Fondée par Olivier Gallon et Laurent Pinon en 2006, La Barque publie au rythme de croisière de deux numéros par an. Rectangle gris anthracite, qui rappelle un simple bassin, ou l’amorce d’une écluse, elle s’ouvre cette fois-ci par une citation appropriée de Beckett : barque en forme de dernière bande d’une idylle où « nous dérivions parmi les roseaux et la barque s’est coincée. Comme ils se pliaient, avec un soupir, devant la proue ! (Pause) Je me suis coulé sur elle, mon visage dans ses seins et ma main sur elle », à laquelle vont répondre doublement les quatre cents pages de cette livraison. D’une part, par l’exemple des vingt lettres à Belisa (1970) du cinéaste portugais Joao César Monteiro, lettres parfois d’étreintes, sous le presque signe du futur Fragments d’un discours amoureux de Barthes, entrecroisant la relecture de Racine et quelques propos légèrement scabreux. Cela donne : « Votre genou est joli parce que vous regarder m’émeut, et si je suis ému lorsque je vous regarde c’est parce que votre genou est mon prétexte sentimental. Et pas seulement ». D’autre part, la barque répond aux soupirs des roseaux, car elle se place aussi sous le signe de l’ondulation sonore : des cinq textes attachés au répertoire du tango argentin d’Adriana Varela, à la frappe mécanique de la vieille machine à écrire dont témoignent les dessins minimalistes de Philippe Van Cutsem. Le choix de poèmes d’Huguette Champroux (auquel s’ajoute un CD de lectures et d’expérimentations sonores), disparue il y a quelques années, participe également à l’inflexion musicale : si elle écrit « Est-ce un texte mat. N’a peut-être pas / un rapport vague, avec la vague. Donc essouflé ? », le premier paragraphe s’ouvre pourtant dans un rythme lancinant de fado : « La nuit des figuiers une rue après que le vent du sud n’eut laissé à l’oreille qu’un faible appui sur la mer et que la boue occupe bord à bord son commencement… »

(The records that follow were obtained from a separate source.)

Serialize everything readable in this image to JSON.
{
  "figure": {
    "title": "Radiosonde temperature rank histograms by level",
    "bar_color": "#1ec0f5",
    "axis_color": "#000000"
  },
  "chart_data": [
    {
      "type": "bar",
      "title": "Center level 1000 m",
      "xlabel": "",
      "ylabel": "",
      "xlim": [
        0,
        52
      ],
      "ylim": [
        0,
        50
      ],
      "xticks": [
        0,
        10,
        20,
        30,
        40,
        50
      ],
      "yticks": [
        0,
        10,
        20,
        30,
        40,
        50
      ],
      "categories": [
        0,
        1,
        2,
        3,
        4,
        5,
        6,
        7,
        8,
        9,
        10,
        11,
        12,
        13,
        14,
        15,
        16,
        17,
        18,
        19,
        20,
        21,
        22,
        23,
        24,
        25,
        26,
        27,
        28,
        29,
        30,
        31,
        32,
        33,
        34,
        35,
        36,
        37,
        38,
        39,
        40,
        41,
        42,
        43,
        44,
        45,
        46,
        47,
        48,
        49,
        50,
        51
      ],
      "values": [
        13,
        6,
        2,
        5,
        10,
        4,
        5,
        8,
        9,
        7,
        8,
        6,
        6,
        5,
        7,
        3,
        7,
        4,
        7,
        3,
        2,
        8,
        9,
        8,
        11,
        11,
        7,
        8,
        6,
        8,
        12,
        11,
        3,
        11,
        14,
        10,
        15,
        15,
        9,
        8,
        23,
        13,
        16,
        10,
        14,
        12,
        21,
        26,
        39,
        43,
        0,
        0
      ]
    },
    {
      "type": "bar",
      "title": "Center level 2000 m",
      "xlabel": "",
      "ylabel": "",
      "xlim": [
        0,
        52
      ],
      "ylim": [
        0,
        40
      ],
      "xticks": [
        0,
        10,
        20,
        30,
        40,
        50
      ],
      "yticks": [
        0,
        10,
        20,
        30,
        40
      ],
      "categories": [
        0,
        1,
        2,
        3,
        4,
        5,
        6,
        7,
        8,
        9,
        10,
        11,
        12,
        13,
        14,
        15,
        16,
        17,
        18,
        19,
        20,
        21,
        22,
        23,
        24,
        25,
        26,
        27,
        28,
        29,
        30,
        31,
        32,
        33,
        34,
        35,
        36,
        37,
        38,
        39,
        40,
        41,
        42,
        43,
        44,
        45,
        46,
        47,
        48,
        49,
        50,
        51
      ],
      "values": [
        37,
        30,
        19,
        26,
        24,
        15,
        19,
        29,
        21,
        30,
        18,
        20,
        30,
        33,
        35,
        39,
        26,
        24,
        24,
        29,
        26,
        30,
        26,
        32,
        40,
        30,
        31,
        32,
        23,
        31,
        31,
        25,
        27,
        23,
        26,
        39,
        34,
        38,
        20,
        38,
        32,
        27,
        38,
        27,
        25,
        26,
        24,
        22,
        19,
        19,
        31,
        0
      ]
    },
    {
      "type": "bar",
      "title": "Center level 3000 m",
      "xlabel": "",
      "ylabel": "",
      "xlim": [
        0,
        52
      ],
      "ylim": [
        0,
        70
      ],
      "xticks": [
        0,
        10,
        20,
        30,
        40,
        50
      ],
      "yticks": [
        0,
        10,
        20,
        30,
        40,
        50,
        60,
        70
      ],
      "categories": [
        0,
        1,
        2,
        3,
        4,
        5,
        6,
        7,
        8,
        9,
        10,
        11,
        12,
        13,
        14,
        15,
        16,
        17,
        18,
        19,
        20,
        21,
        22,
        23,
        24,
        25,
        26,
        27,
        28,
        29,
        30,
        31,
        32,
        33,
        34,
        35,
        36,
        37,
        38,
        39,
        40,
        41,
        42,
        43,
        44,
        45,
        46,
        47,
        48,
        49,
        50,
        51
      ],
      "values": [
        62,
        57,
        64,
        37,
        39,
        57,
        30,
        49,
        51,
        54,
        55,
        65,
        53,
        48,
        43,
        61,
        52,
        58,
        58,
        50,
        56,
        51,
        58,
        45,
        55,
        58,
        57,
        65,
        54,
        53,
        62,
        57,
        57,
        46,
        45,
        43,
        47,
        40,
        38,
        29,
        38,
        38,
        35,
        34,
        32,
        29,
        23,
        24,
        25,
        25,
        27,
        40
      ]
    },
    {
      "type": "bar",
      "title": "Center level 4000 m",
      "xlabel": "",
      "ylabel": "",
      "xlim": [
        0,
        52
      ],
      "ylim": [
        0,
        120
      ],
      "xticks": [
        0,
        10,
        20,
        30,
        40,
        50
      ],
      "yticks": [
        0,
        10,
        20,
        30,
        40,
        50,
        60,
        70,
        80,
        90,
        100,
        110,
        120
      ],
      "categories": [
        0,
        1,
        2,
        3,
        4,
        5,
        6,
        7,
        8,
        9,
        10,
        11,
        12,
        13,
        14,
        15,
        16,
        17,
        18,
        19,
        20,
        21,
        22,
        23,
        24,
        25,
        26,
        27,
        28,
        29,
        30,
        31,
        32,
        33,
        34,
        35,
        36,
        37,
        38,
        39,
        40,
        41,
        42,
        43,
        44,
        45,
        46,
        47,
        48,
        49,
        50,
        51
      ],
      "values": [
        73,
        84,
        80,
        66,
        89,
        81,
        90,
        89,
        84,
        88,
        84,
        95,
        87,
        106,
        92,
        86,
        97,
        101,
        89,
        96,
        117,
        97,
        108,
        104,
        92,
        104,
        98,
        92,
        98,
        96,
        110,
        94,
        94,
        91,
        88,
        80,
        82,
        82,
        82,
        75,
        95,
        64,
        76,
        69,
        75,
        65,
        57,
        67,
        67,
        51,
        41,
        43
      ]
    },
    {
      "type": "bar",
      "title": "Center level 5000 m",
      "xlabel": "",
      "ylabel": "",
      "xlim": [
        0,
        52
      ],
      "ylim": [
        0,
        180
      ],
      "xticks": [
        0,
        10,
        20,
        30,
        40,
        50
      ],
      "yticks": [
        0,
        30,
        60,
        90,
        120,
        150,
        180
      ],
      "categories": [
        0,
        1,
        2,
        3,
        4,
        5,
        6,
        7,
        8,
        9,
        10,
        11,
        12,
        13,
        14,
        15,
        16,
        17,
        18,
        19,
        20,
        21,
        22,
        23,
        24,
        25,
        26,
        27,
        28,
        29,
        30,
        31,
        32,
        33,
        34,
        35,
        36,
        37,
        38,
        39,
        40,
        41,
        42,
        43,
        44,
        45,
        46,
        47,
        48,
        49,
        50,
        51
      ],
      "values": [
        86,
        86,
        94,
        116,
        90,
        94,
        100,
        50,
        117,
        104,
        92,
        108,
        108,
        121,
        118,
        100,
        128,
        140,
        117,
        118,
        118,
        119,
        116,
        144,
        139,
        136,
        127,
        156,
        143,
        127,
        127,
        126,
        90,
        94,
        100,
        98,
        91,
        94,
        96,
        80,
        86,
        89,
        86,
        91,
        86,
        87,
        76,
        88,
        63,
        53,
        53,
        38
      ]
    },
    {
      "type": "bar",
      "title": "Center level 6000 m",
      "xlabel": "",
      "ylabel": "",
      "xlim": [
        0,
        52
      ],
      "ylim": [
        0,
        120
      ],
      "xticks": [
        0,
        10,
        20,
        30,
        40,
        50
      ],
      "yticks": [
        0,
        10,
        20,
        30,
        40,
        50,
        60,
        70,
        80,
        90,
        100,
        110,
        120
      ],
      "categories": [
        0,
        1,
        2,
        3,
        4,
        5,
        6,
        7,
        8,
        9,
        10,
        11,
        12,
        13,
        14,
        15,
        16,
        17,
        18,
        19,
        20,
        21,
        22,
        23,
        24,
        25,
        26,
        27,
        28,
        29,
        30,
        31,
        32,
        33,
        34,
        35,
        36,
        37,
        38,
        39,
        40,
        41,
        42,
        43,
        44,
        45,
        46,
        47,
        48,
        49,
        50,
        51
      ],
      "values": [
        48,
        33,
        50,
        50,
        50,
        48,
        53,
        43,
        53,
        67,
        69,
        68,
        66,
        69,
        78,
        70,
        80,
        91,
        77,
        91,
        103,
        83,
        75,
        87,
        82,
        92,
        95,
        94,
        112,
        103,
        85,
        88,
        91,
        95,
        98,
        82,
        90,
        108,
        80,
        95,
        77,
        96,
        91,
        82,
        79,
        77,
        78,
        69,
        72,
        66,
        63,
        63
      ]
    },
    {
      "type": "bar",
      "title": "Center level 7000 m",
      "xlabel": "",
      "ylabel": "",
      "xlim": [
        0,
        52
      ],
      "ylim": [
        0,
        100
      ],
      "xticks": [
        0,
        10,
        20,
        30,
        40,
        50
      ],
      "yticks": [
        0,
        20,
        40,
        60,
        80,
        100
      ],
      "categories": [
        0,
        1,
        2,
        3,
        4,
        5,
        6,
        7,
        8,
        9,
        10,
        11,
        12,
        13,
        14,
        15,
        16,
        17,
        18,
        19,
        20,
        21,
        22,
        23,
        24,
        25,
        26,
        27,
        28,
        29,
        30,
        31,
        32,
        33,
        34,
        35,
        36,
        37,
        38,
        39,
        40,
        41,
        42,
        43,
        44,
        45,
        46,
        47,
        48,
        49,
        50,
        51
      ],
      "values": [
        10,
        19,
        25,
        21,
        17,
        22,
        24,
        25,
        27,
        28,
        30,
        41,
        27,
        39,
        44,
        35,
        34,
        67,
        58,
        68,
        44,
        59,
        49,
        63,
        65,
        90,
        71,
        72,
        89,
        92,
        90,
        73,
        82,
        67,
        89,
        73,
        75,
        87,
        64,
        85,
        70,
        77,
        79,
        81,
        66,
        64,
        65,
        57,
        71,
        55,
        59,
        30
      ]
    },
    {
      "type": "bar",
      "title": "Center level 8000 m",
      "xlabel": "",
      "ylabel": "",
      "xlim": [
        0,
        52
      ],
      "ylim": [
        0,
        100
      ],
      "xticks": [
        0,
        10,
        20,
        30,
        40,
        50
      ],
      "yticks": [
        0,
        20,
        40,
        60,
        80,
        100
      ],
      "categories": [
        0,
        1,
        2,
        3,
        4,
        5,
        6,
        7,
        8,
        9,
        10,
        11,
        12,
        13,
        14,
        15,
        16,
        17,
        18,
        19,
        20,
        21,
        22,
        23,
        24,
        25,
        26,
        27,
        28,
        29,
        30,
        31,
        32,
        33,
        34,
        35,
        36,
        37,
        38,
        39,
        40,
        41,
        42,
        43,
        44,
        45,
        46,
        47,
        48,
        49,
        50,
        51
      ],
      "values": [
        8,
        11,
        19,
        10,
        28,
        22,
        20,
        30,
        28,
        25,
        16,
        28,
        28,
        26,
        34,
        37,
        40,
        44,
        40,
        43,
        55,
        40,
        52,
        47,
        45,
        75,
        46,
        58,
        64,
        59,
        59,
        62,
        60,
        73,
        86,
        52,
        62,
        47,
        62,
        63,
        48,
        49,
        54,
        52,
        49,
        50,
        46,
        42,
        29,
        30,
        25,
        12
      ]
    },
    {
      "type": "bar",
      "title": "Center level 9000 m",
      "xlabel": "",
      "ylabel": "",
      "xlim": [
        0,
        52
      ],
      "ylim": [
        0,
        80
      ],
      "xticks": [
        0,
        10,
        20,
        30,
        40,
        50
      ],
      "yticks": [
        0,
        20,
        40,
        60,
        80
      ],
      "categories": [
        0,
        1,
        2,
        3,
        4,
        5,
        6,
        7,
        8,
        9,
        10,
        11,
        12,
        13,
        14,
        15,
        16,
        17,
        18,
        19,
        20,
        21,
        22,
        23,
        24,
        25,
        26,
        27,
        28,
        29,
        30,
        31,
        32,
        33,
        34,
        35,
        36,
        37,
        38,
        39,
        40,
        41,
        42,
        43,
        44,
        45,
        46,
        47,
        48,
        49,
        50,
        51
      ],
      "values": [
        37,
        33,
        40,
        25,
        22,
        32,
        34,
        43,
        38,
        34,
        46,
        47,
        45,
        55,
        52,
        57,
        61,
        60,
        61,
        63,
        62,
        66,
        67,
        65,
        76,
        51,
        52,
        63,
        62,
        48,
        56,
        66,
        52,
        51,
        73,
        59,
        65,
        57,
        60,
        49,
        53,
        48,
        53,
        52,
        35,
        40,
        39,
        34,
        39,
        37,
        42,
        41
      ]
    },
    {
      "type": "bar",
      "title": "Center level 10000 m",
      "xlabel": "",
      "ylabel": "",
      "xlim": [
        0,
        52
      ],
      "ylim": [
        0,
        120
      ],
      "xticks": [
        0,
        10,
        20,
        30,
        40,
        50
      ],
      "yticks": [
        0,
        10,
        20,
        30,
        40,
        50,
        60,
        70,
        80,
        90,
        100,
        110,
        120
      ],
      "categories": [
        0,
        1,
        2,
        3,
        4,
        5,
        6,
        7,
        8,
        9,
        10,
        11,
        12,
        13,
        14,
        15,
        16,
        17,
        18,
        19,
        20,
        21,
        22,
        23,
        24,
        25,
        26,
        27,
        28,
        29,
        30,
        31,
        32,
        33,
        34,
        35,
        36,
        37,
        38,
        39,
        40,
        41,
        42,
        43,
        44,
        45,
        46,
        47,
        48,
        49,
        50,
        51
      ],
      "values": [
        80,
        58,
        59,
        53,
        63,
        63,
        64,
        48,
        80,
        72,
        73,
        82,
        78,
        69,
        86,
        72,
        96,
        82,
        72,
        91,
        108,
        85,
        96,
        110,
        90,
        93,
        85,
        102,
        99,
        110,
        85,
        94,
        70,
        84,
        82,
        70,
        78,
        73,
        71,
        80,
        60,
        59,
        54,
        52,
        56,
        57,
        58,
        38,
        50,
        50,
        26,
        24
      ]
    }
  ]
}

Plus loin les traductions cadencées selon 14 syllabes de Moondog (1916-1999), « compositeur américain de légende… » dont on ne saura hélas pas plus, ont l’effet ras d’une musique répétitive littéraliste (!), parfois peu convaincante : « 12. Elle achète une couverture pour couvrir sa banquette ; / la couverture était jolie : elle l’a recouverte. » On y préférera les notes réflexives de Quiet Music dues à Christian Wolff, élève de John Cage et proche de Morton Feldman. Ou encore le choix du trop méconnu poète coréen Yi Sang ou celles du polonais Edward Stachura : « Je viens de passer la nuit (…) / personne nul ne me demande - comment marchais-tu / comment est-ce que tu marchais à travers le feuillage noir ».
La Barque N°6/7 427 pages, 25 € - 51, rue de Paradis 75010 Paris (revuelabarque@yahoo.fr)
Revue Une yole sonore
mai 2010 | Le Matricule des Anges n°113
| par
Emmanuel Laugier
Une yole sonore
Par
Emmanuel Laugier
Le Matricule des Anges n°113
, mai 2010.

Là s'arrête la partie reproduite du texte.